Списали всё на «алямурный лист» с точною расценкою. Нарезали из бумаги фишек на всю сумму вещей. Припасли пять игр картишек.
А пришла «масленка» — дьячиха наготовила «алямурный стол»: «омуля», да не простого, а лучшего — «селенгу». Сжарила «верещагу» — яичницу с рыбой. Настрогала мёрзлой осетрины-«строганины». Пельменей наморозила сотни три. Спекла пышную «масленку» — хворост, который, вместо блинов, служит сибирским масленичным блюдом: привили его здесь ссыльные поляки-повстанцы. Наставила всякой солёной, копчёной и маринованной «закуски» и сдобной «прикуски» — «шаньги» — булочки со сметанной принекою — и «сибирский разговор» — кедровые орехи — в первую голову. Припасла и «серки» — лиственничной смолы — для излюбленной сибирской жвачки.
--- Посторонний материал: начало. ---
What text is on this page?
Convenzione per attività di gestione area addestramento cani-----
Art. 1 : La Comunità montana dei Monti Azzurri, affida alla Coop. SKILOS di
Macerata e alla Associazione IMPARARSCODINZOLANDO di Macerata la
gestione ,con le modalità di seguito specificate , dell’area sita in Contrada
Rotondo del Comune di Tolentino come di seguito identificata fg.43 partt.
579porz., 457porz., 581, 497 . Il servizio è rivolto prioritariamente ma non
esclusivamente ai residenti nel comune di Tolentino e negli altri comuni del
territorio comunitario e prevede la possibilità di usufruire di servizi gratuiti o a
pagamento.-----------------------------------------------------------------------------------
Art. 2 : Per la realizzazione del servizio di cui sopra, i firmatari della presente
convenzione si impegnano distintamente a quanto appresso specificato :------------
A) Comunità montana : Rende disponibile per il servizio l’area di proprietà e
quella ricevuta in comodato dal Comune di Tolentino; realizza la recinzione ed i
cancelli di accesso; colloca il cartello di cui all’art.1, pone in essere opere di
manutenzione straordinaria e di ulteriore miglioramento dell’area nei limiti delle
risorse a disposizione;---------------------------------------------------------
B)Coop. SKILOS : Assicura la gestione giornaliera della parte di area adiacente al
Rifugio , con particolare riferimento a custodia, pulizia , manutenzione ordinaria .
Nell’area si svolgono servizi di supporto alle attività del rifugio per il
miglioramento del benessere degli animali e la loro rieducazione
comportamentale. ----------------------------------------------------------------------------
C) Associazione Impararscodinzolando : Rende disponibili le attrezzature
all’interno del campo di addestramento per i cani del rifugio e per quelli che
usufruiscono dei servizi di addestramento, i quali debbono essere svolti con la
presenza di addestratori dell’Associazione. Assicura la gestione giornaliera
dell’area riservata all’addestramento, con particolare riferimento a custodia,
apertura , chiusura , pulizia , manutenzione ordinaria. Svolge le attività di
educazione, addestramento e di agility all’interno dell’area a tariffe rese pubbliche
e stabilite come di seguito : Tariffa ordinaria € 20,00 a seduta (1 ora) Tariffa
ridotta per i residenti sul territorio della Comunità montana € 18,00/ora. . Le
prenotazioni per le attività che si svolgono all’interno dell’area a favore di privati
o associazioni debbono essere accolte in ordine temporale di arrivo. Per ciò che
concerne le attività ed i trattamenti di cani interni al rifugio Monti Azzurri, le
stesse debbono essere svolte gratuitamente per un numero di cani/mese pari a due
А дьячок «сгонял» в казёнку, в ренсковый погреб (так называли магазины, торгующие спиртными напитками. — Ред.) и в пивную. Осталось оповестить о дне «алямура».
На «алямур» вхож всякий — были бы денежки. Пришло народу немало. Развесёлый фельдшер, конечно, приволокся за женою учителя, — а тому и горя мало: было бы выпить! Пождать пришлось приезжих — и то недолго: нагрянули с бубенцами на взмыленной тройке и писарь с желанным гостем. Чиновник обстоятельный, тужурка с иголки, только словно бы тесновата… Заневестившаяся барышня, всего с весны взятая из «епархиалки» (духовное учебное заведение для девушек. — Ред.), вся сомлела, увидев нового знакомого.
Живо приступили к «алямуру». Гости купили у хозяина за наличные — кому сколько — фишек и уселись за «польский банчок» (карточное игра. — Ред.). Не прометали и двух «кругов», как молчаливый владелец монополии уже потянулся за списком вещей, долго рассматривал его и, ткнув пальцем, заявил: «канарейка!». Он уже обобрал у партнёров фишек на красненькую и спешил выкупить лучшую из лотереи вещь. «Заигранные» фишки уничтожили и продолжали своеобразный розыгрыш.
Учитель усердно выпивал, писарь разделывал на «трёхрядке» барыню (играл на трёхрядной гармони пляску «Барыня». — Ред.), фельдшер делал «выходки» вприсядку, нашёптывая что-то улыбавшейся, несмотря на постоянный прикуп фишек, учительнице, а дьячок с дьячихой с головой ушли — один в расчёты при продаже фишек, а другая, сидя напротив него, в заботы — как бы выиграть «на себя» хоть что-нибудь из лотереи. Приезжий чиновник не отходил от барышни. Если бы старики были повнимательнее, они бы подивились, как подозрительно скоро освоилась дочка с гостем, — но они только радовались: «клюёт рыбка!».
Дальше — больше. Давно уже разыграли весь «алямур» и перешли на наличные. Сперва «двадцать одно», потом «макашка». Набились «на огонёк» настоящие игроки, нарочно выжидавшие, пока затянет азарт «алямурщиков». Зашуршали бумажки, зазвенело золото, — пошли в пляс, запели хором подгулявшие неудачники.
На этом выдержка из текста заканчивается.